SOME people like to think that Australian agriculture is clean and green, which they believe translates into market opportunities.
Others insist that Australia as a whole can claim no such position, but Tasmania can. Across the ditch the Kiwis argue that Australia is neither clean nor green, but New Zealand is. It even forms the basis for their tourism advertising.
In fact there are thousands of claimants to the term, in Australia and around the world, and not all of them relate to food or agriculture.
A program in Los Angeles, California, for “off track” school students gives young people environmental work experience to teach them the value of “staying in school, preparing for college and giving back to their communities.” The program is known as Clean and Green.
In Pennsylvania, USA, the state government offers tax credits to rural property owners who adopt its criteria for protection of farmland, forest land and open spaces. The program is also known as Clean and Green.
The Singapore government has a program which aims to “inspire Singaporeans to care for and protect our living environment by adopting an environmentally-friendly lifestyle". Yes, it’s called Clean and Green.
Any number of food markets lay claim to the term, and hundreds of businesses have latched on to it as well, from a company with exclusive Australian distribution of Charlie’s Soap products, called Clean and Green, to a carwash in Albany, WA.
Yet as far as I know there is no convincing evidence that Tasmania, Australia, New Zealand, Pennsylvania, Singapore or any other state or country has achieved any advantage as a result of claiming to be clean and green.
There are plenty of anecdotes of course, and naturally some people say they are influenced by it, but that’s not reflected in what they do. The evidence suggests, at most, consumers will avoid products from countries they regard as the opposite of clean and green, like China.
In fact, the only people who seriously believe the claim has a positive impact are the ones using it themselves. It’s called believing your own propaganda.
Perhaps that’s why the experts in propaganda, politicians and regulators, are generally willing to impose regulations based on the assumption that it is meaningful. The Tasmanian and New Zealand governments, for example, justify refusing to allow the cultivation of genetically modified crops or the use of hormone growth promotants in cattle on the grounds that it would undermine their clean and green image.
Citing the same reason, they have also both introduced legislation to ban the use of battery cages in egg production and sow stalls in piggeries. It’s not hard to envisage it being used to ban four-wheel drives and trail bikes.
This highlights a common problem in agriculture - the tendency to regulate rather than leave it to the market. You want to be seen as clean and green? We’ll pass a law. It’s all in a good cause, like legislating virginity.
As always there are consequences.
Tasmanian and New Zealand producers are forced to endure the regulations imposed in support of the clean and green mythology irrespective of whether they personally subscribe to it. Beef producers are at a disadvantage relative to producers elsewhere due to their inability to use growth promotants, while farmers who grow canola are unable to take advantage of the productivity benefits of GM varieties.
And of course consumers are compelled to pay higher prices for eggs, irrespective of their attitude to cage production.
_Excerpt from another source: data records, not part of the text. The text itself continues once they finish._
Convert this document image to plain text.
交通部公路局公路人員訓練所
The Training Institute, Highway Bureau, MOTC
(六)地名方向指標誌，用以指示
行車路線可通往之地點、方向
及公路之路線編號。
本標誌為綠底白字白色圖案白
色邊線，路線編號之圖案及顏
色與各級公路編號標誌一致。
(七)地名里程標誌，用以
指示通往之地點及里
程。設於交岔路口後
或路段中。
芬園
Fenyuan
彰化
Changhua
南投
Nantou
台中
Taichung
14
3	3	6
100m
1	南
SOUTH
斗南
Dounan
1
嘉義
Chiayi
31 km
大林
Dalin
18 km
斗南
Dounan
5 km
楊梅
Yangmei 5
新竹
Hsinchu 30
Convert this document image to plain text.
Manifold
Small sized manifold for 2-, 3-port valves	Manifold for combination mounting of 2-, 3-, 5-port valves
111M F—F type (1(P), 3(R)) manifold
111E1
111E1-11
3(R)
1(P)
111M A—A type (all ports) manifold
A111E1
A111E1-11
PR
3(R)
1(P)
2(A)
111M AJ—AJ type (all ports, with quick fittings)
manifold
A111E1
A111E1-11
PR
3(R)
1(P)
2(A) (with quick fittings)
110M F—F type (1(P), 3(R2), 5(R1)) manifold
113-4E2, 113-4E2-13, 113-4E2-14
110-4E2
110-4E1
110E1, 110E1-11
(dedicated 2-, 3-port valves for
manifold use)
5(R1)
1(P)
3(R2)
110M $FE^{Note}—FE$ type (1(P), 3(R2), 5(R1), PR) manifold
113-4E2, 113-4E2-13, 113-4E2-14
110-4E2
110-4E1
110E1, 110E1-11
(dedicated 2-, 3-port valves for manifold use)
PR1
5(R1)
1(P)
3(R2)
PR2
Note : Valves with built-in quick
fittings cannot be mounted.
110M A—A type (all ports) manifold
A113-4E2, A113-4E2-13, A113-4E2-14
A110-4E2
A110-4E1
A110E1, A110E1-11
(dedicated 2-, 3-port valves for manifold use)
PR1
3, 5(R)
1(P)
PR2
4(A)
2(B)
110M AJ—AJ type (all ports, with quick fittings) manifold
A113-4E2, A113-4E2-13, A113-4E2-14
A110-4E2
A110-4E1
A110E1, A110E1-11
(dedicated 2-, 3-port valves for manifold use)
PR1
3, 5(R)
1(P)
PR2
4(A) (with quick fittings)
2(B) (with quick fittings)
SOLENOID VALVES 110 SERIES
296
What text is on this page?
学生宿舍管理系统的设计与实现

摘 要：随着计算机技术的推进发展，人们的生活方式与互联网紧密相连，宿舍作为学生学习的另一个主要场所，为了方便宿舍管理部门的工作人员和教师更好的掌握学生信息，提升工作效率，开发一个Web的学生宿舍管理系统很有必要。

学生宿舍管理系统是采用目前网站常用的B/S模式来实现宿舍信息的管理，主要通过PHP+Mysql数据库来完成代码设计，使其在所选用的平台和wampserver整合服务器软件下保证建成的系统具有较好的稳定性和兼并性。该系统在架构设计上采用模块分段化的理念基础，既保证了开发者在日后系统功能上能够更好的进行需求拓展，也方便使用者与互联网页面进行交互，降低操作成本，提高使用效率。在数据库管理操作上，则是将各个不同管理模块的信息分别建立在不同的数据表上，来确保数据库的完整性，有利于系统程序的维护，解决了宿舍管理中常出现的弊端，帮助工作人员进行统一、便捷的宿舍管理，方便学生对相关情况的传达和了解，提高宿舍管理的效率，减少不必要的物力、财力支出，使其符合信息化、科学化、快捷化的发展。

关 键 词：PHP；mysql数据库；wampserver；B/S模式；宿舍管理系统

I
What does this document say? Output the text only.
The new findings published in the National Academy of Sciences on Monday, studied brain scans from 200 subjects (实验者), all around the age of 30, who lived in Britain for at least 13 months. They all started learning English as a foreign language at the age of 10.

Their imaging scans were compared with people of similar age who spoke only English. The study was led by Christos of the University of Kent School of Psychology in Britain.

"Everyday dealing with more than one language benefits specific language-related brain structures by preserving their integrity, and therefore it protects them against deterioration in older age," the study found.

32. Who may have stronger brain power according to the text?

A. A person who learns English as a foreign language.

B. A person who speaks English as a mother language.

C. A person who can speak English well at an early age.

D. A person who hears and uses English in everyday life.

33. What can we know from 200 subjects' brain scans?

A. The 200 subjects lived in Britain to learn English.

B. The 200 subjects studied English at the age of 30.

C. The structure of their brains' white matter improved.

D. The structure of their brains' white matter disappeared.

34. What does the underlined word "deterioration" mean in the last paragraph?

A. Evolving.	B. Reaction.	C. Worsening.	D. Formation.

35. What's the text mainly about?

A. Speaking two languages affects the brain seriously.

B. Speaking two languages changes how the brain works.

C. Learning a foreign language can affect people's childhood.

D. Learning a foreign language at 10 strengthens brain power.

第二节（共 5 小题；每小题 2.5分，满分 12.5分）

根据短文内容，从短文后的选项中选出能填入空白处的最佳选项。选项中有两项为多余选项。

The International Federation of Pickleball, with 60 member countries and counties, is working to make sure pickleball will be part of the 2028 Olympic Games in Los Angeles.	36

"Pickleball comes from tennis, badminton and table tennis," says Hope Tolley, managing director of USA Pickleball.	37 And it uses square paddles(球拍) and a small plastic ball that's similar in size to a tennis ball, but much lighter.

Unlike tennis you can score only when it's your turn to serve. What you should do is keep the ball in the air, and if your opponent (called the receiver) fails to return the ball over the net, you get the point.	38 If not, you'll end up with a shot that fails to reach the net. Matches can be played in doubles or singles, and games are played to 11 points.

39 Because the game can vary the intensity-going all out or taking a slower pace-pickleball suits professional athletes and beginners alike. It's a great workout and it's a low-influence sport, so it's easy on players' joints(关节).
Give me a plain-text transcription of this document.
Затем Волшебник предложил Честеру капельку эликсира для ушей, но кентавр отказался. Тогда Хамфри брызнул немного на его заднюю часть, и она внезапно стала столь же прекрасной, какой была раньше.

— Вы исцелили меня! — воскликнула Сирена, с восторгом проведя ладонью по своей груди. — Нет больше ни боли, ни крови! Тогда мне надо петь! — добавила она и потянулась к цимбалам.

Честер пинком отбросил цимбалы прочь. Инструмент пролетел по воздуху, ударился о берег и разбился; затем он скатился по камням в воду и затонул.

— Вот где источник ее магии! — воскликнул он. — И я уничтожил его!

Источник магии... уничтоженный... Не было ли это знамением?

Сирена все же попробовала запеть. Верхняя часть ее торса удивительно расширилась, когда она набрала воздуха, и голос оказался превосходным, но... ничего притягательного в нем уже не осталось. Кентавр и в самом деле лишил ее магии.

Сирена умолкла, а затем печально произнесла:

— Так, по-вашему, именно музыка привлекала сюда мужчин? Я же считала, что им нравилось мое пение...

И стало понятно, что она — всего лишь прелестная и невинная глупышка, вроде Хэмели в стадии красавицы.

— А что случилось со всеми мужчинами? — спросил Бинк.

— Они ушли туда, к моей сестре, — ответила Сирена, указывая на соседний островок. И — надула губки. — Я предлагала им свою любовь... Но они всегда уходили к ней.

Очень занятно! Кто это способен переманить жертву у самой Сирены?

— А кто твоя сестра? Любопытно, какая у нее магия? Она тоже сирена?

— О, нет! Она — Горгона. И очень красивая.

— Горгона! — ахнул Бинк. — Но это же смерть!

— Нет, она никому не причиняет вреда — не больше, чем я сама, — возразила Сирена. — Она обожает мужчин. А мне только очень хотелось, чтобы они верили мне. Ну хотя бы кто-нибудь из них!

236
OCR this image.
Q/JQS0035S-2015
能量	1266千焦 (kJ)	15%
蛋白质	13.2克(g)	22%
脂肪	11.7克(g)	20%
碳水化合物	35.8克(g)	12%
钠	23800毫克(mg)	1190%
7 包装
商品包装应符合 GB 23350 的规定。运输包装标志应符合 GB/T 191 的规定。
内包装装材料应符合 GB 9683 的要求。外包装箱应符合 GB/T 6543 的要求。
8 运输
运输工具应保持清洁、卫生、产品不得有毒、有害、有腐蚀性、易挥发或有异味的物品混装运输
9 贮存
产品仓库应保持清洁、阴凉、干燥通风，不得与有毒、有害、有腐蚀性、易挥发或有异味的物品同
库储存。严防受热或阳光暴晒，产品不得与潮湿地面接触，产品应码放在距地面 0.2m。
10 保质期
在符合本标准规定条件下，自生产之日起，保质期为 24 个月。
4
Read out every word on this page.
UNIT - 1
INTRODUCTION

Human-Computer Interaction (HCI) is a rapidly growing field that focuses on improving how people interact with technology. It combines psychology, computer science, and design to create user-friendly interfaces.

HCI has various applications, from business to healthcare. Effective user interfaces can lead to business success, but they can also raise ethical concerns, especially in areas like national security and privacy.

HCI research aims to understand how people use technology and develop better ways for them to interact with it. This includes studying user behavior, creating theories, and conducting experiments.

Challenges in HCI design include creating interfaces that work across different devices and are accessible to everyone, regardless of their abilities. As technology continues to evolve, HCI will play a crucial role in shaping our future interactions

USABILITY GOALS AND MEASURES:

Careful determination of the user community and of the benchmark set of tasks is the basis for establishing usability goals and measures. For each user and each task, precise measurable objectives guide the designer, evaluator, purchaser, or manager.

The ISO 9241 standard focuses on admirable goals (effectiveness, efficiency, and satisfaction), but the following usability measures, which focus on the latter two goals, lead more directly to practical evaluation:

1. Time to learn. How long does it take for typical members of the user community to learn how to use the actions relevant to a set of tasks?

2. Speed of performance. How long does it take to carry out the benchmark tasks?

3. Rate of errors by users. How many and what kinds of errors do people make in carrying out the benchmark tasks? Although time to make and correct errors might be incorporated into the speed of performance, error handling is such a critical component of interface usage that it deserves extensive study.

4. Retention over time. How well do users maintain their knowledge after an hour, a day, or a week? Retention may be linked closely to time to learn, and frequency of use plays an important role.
Clean and green is a marketing device just like fresh, new, bigger and, as I discussed recently, provenance. It may be successfully claimed by individual producers or perhaps even groups of them, but it should never be forced on a whole state or country.
It is not a big step from compelling producers to conform to forcing consumers to buy.
I believe more people are willing to buy a product because it is labelled "made in Australia" than because it comes from somewhere that describes itself as "clean and green".
And even then, most of those who say they prefer Australian made do not buy Australian made. There are a lot of myths surrounding that too.